All of the team at RIX Research & Media are deeply saddened to hear of the passing of Lord RIX. The RIX centre is named in honour of Brian RIX and he was instrumental in establishing research in technology for people with learning disabilities at UEL at the turn of the century.

Lord RIX passed away on Saturday 20th August at the age of 92. In addition to being a well known stage actor and entertainer, Lord RIX was a tireless campaigner for the learning disability community and was also the University of East London’s first Chancellor from 1997 to 2012. In 2014 he helped establish The RIX Centre at the university, now RIX Research & Media, which was founded to explore and develop ways of using new technologies to transform and enrich the lives of people with learning disabilities.

Since 2014, the Centre has pursued action research in partnership with disabled people, their families and the various professionals that provide for their education, health and care – and none of this might have been achieved without the support and inspiration of Lord RIX.

Here at RIX Research & Media, we will continue to feel the impact of his passionate belief in providing people with disabilities with opportunities to thrive. He constantly supported and guided our work and was a true inspiration. He will be greatly missed.

Lord RIX speaking at the House of Lord’s in 2009 for the launch of the RIX Centre’s Click Start project

The RIX Research and Media team have produced this short video that features the voices of the people with learning disability with whom Lord RIX has worked with over the years. They appear on camera to celebrate his life and achievements and share their experiences of working with Brian as his colleagues. Their moving comments highlight the affect that knowing Brian has had on them as individuals as well as the tremendous contribution he has made to their ongoing campaign to achieve equality as disabled people in our society. The video will be a key contribution to Lord RIX’s memorial.

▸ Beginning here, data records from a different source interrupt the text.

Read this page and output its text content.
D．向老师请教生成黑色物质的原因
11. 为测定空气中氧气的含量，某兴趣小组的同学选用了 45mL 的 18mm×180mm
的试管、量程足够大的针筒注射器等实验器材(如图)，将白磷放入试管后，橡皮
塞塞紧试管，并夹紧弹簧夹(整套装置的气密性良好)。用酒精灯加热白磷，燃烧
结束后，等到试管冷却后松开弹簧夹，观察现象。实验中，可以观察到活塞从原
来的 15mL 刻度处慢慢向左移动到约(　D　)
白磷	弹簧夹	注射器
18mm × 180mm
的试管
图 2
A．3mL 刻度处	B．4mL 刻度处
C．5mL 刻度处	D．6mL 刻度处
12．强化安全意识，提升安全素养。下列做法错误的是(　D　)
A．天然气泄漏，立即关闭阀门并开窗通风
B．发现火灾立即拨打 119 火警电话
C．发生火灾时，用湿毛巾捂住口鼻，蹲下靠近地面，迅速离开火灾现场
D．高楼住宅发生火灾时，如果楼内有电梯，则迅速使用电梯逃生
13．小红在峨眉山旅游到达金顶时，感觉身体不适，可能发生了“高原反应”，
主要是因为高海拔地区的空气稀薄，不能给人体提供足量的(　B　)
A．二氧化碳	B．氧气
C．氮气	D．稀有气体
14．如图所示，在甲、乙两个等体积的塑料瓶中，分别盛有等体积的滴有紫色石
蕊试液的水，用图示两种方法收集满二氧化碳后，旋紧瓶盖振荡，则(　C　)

From the Archive: Brian RIX presents ‘Let’s Go!’ – Lord RIX’s enduring commitment to media advocacy for people with learning disabilities is reflected in this vintage video extract from the ‘All About Us!’ DVD, produced to accompany the book that he wrote of the same name, published by Mencap in 2006. The ‘Let’s Go!’ series featured various day-to-day activities that could help enable independent living for young disabled people with the right support, such as using the telephone, traveling on public transport and just going out and having a good time! ‘Let’s Go!’ included sequences in which people with learning disabilities used the technologies of the time, including SLR cameras and computers. The programme, shown every Sunday morning on the BBC, actively promoted the use of new and emerging technologies to directly benefit people with learning disabilities and presented the vision of inclusion for this population that Brian campaigned for in so many other ways throughout his life. Lord RIX instilled the same goals and values at the heart of the RIX Centre as it was established more than 40 years later at the University of East London.

“A Wiki can be an amazing multi-faceted tool that can help people at all stages of life, in different ways.”

Trisha Holmes is Project Manager 0-65 Disability Service at Croydon Council. Trisha is implementing Multimedia Advocacy and RIX Wikis throughout the borough, to support children and young people with special educational needs and disabilities.  She has also set up a post-16 project using Wikis to help young people transition into adulthood.

These are her words:

“Why am I so passionate about Wikis?  They are so empowering.  A lot of children and young people with additional needs and disabilities are reduced to problems on the page. With a Wiki, you immediately turn the problem upside-down and you actually see the human being.”

“I’m working with parents who have started to develop their Wikis, including one who has a child with complex health needs and who has at least 17 different carers.  Her mum could see the value of a Wiki, to show what she can do, how she communicates and to teach the carers how to care for her when they know she’s in pain, or she’s hungry or thirsty.  It’s incredibly powerful.”

“Another mum shared her son’s Wiki with us.  She explained that Harry can’t have a conversation with anyone easily and won’t look anyone in the eye.  But she showed a video of him standing on stage at the Royal Albert Hall, in front of hundreds of people, playing in an orchestra.  And that’s the power of a Wiki.  Suddenly you look at Harry in a different way.”

Post 16 project

“There’s a group of young people and we want to work with them to provide pathways into education and employment for them.  These are young people who would have been sent away to residential schools out of their own community.  So they would have to come back and start to re-establish their social network, having lost touch with their school friends and not knowing how to get around in Croydon.  So we’re keeping them in the community.  They have a formal education two days a week then spend time at the local youth centre learning life skills.

“We’re helping them transition to adulthood.   The young people have set up their Wiki, calling it ‘Access to Success’ – it’s a personalised study programme.

“So they are learning practical skills, about being safe, getting out and about, cooking, staying healthy, working together as a team, and making friends.”